The Double is a surprisingly modern hallucinatory nightmare–foreshadowing Kafka and Sartre–in which a minor official named Goliadkin becomes aware of a mysterious doppelganger, a man who has his name and his face and who gradually and relentlessly begins to displace him with his friends and colleagues.
The Gambler is a stunning psychological portrait of a young man’s exhilarating and destructive addiction to gambling, a compulsion that Dostoevsky–who once gambled away his young wife’s wedding ring–knew intimately from his own experience. In chronicling the disastrous love affairs and gambling adventures of Alexei Ivanovich, Dostoevsky explores the irresistible temptation to look into the abyss of ultimate risk that he believed was an essential part of the Russian national character.
Fyodor Mikhaylovich Dostoyevsky (Russian: Фёдор Михайлович Достоевский), sometimes transliterated Dostoevsky, was a Russian novelist, journalist, and short-story writer whose psychological penetration into the human psyche had a profound influence on the 20th century novel.
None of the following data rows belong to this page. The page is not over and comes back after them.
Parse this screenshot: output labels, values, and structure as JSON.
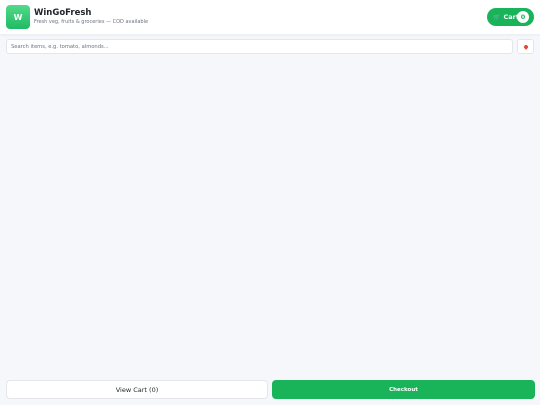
{
  "app": {
    "logo_letter": "W",
    "title": "WinGoFresh",
    "subtitle": "Fresh veg, fruits & groceries — COD available"
  },
  "header": {
    "cart_icon": "🛒",
    "cart_label": "Cart",
    "cart_count": "0"
  },
  "search": {
    "placeholder": "Search items, e.g. tomato, almonds...",
    "value": "",
    "location_icon": "location-pin-icon"
  },
  "footer": {
    "view_cart_label": "View Cart (0)",
    "checkout_label": "Checkout"
  },
  "colors": {
    "brand_green": "#19b35a",
    "logo_gradient_top": "#53d98a",
    "logo_gradient_bottom": "#1fbb63",
    "background": "#f5f7fa",
    "pin_red": "#e24a3b"
  }
}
Dostoyevsky was the second son of a former army doctor. He was educated at home and at a private school. Shortly after the death of his mother in 1837 he was sent to St. Petersburg, where he entered the Army Engineering College. Dostoyevsky’s father died in 1839, most likely of apoplexy, but it was rumored that he was murdered by his own serfs. Dostoyevsky graduated as a military engineer, but resigned in 1844 to devote himself to writing. His first novel, Poor Folk appeared in 1846.
That year he joined a group of utopian socialists. He was arrested in 1849 and sentenced to death, commuted to imprisonment in Siberia. Dostoyevsky spent four years in hard labor and four years as a soldier in Semipalatinsk, a city in what it is today Kazakhstan.
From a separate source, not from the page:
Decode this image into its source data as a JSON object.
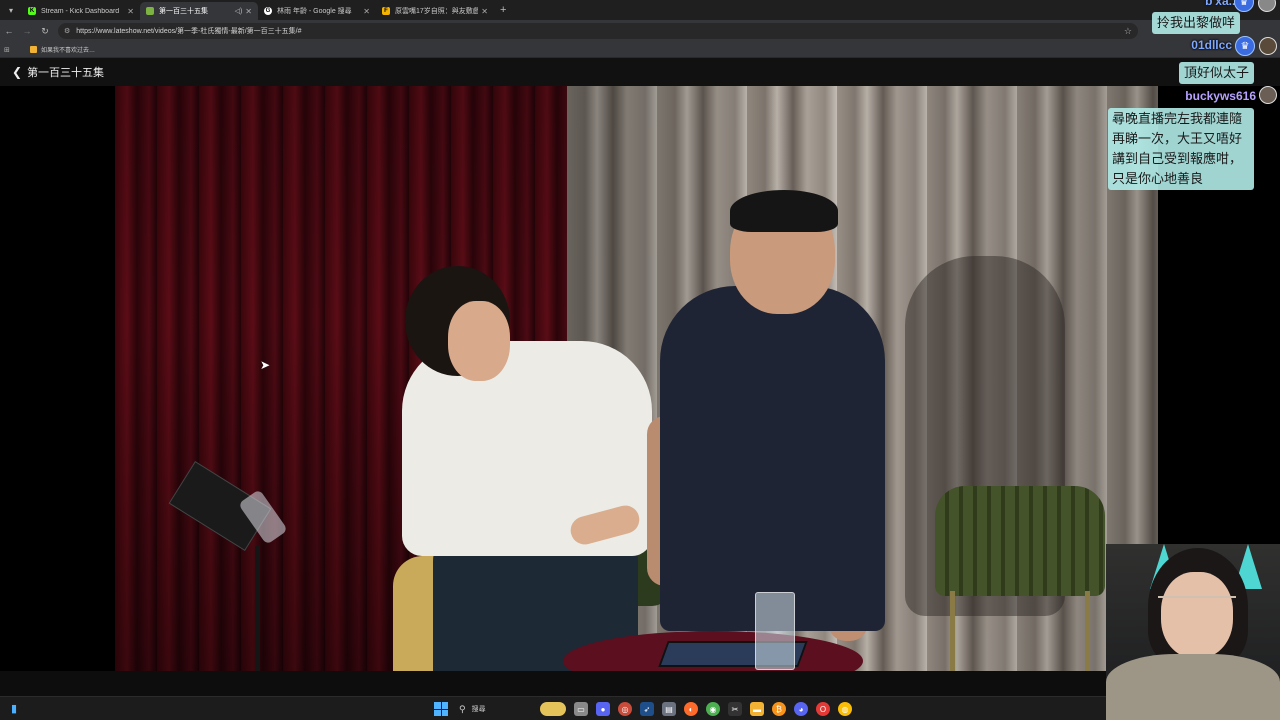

Dostoyevsky returned to St. Petersburg in 1854 as a writer with a religious mission and published three works that derive in different ways from his Siberia experiences: The House of the Dead , (1860) a fictional account of prison life, The Insulted and Injured, which reflects the author’s refutation of naive Utopianism in the face of evil, and Winter Notes on Summer Impressions, his account of a trip to Western Europe.
In 1857 Dostoyevsky married Maria Isaev, a 29-year old widow. He resigned from the army two years later. Between the years 1861 and 1863 he served as editor of the monthly periodical Time, which was later suppressed because of an article on the Polish uprising.
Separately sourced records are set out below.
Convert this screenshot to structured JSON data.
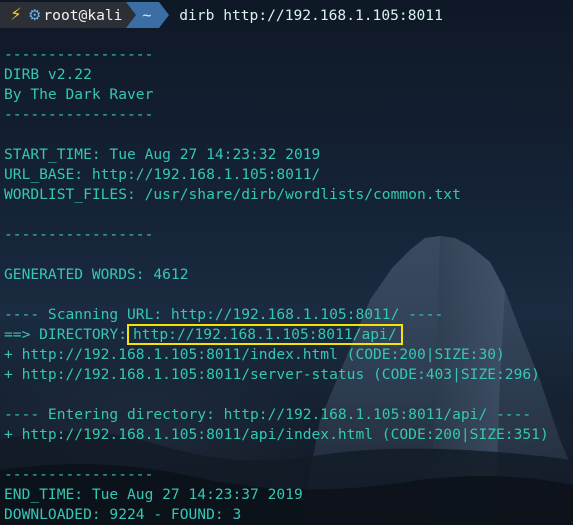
{
  "prompt": {
    "user": "root@kali",
    "dir": "~",
    "command": "dirb http://192.168.1.105:8011"
  },
  "icons": {
    "bolt": "lightning-bolt-icon",
    "gear": "gear-icon"
  },
  "colors": {
    "output_text": "#35c7b4",
    "highlight_box": "#f2e40b",
    "prompt_user_bg": "#2c2f36",
    "prompt_dir_bg": "#3b6ea5"
  },
  "output": {
    "sep1": "-----------------",
    "version": "DIRB v2.22",
    "author": "By The Dark Raver",
    "sep2": "-----------------",
    "start_time": "START_TIME: Tue Aug 27 14:23:32 2019",
    "url_base": "URL_BASE: http://192.168.1.105:8011/",
    "wordlist": "WORDLIST_FILES: /usr/share/dirb/wordlists/common.txt",
    "sep3": "-----------------",
    "generated": "GENERATED WORDS: 4612",
    "scanning": "---- Scanning URL: http://192.168.1.105:8011/ ----",
    "dir_prefix": "==> DIRECTORY:",
    "dir_url": "http://192.168.1.105:8011/api/",
    "found1": "+ http://192.168.1.105:8011/index.html (CODE:200|SIZE:30)",
    "found2": "+ http://192.168.1.105:8011/server-status (CODE:403|SIZE:296)",
    "entering": "---- Entering directory: http://192.168.1.105:8011/api/ ----",
    "found3": "+ http://192.168.1.105:8011/api/index.html (CODE:200|SIZE:351)",
    "sep4": "-----------------",
    "end_time": "END_TIME: Tue Aug 27 14:23:37 2019",
    "downloaded": "DOWNLOADED: 9224 - FOUND: 3"
  }
}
In 1864-65 his wife and brother died and he was burdened with debts. His situation was made even worse by his gambling addiction. From the turmoil of the 1860s emerged Notes from the Underground, a psychological study of an outsider, which marked a major advancement in Dostoyevsky’s artistic and creative development.
In 1867 Dostoyevsky married Anna Snitkin, his 22-year old stenographer. They traveled abroad and returned in 1871. By the time of The Brothers Karamazov (1879-80), Dostoyevsky was recognized in his own country as one of its great writers.